Brian Element's picture
Brian Element
Offline
Joined: 07/11/2012 - 19:57

No problem, you can use this to create your random number, there is actually a function called rnd in visual basic that will give you a random number between 0 and 1 so I have multiplied by 1000000 to get a whole number.
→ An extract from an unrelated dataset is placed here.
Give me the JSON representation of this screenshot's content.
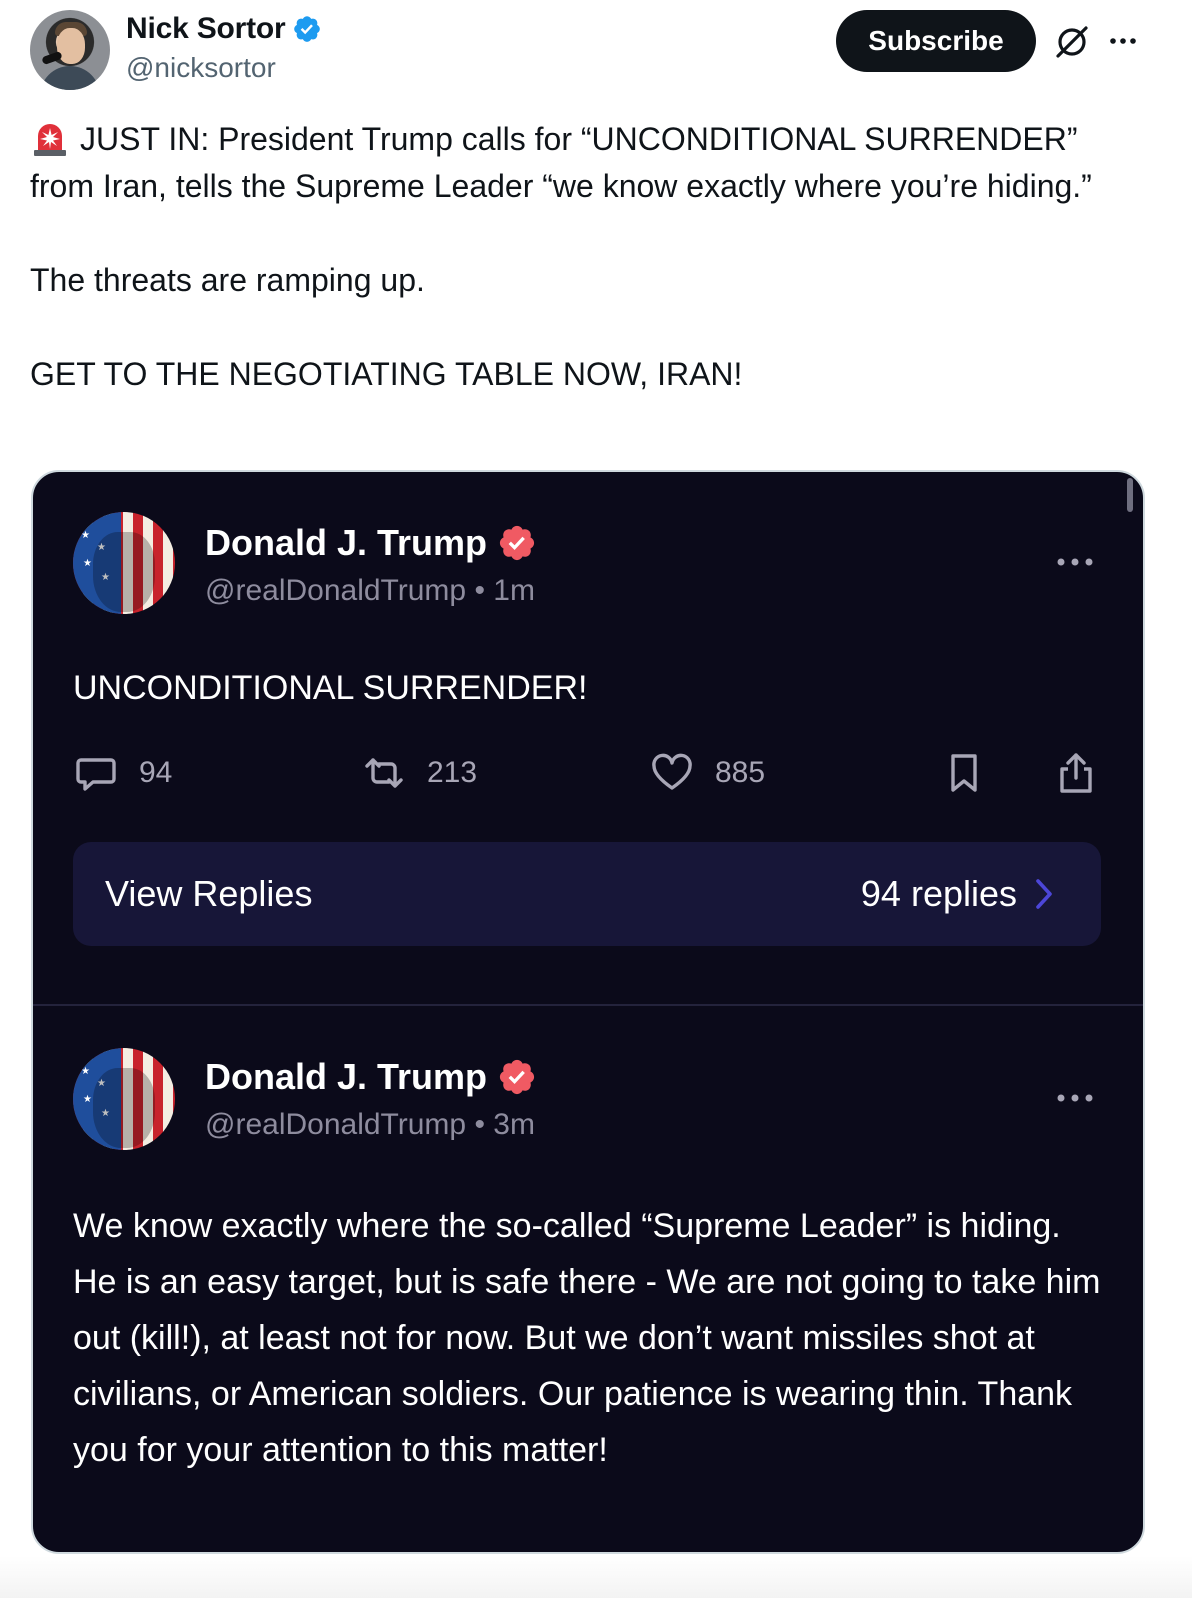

randomStart = 1000000 * Rnd

E.Heizyk
Offline
Joined: 11/29/2018 - 16:53

Thanks Brian, this worked perfectly for the first set of selections I needed to make, however I then have a set of selections where I am getting an error of 'Invaild number of records', and I set it up using the same logic
 
This is the one that works:
Function NPRandomSample1
Set db = Client.OpenDatabase("CY non participants.IMD")
'Assign count and caculate the number of selections to be made
nonParCount = db.Count
If nonParCount < 250 Then
nonParSel = .10 * nonParCount
ElseIf nonParCount <= 2500 Then
nonParSel = 25
ElseIf nonParCount <= 10000 Then
nonParSel = 45
Else
nonParSel = 60
End If
'Run the random selection
randomStart = 10000000 * Rnd()
Set task = db.RandomSample
task.IncludeAllFields
dbName = "NonParticipants Random Sample.IMD"
task.CreateVirtualDatabase = False
task.PerformTask dbName, "", nonParSel, 1, db.Count, randomStart, False
Set task = Nothing
Set db = Nothing
End Function
 But this is the one that is getting an error:
Function PartRandomSample1
Set db = Client.OpenDatabase("2018 Participants.IMD")
'Assign count and caculate the number of selections to be made
ParCount = db.Count
If ParCount < 250 Then
ParSelTot = .10 * ParCount
ElseIf ParCount <= 2500 Then
ParSelTot = 25
ElseIf ParCount <= 10000 Then
ParSelTot = 45
Else
ParSelTot = 60
End If
Set db = Nothing
'Run the random selection of max out participants
Set db = Client.OpenDatabase("18.5k.IMD")
ParCountMax = db.Count
ParSelMax = Round((.10 * ParCountMax) ,0,0)
randomStart = 10000000 * Rnd()
Set task = db.RandomSample
task.IncludeAllFields
dbName = "Max Out Participants Random Sample.IMD"
task.CreateVirtualDatabase = False
task.PerformTask dbName, "",ParSelMax, 1, db.Count, randomStart, False <-Line with the error showing up
Set task = Nothing
Set db = Nothing
'Run the random selection of catch up particpants
Set db = Client.OpenDatabase("Catch up.IMD")
ParCountCU = db.Count
ParSelCU = .10 * ParCountCU
randomStart = 10000000 * Rnd()
Set task = db.RandomSample
task.IncludeAllFields
dbName = "Catch Up Participants Random Sample.IMD"
task.CreateVirtualDatabase = False
task.PerformTask dbName, "",ParSelCU, 1, db.Count, randomStart, False
Set task = Nothing
Set db = Nothing
'Run the random selection of remaining participants
Set db = Client.OpenDatabase("Less than 18.5k.IMD")
ParSel = ParSelTot - (ParSelCU + ParSelMax)
randomStart = 100000 * Rnd()
Set task = db.RandomSample
task.IncludeAllFields
dbName = "Less than 18.5k Participants Random Sample.IMD"
task.CreateVirtualDatabase = False
task.PerformTask dbName, "",ParSel, 1, db.Count, randomStart, False
Set task = Nothing
Set db = Nothing
End Function
 
 
 
 
 

Brian Element's picture
Brian Element
Offline
Joined: 07/11/2012 - 19:57

I tried running the lines that you indicated had a problem and I was able to run them.  What I would do next is use msgbox to see what is in the variables on the PerformTask line and see if they make sense.  There could be a problem that the database is empty or doesn't have enough records.

E.Heizyk
Offline
Joined: 11/29/2018 - 16:53

Thanks for taking a look, I tried this and it appeas that the in the data set I am using the line:
ParSelMax = Round((.10 * ParCountMax) ,0,0) 
is returning 0 because ParCountMax is 4 (therefore resulting in .4, when I need it to round up to 1)
I added the following after the ParCountMax = db.Count in order to combat this issue but it seems like a messy way to deal with the problem.
If ParCountMax = 0 Then
Set task = Nothing
Set db = Nothing
ElseIf ParCountMax *.10 < 1 Then
ParSelMax = 1 + (.10 * ParCountMax)
Else
ParSelMax = .10 * ParCountMax
End If

Brian Element's picture
Brian Element
Offline
Joined: 07/11/2012 - 19:57

Yes, that would cause the problem.  Also that is a good way to get around this by using an if statement, I have done that one different scripts in the past where you don't know if you might get any results.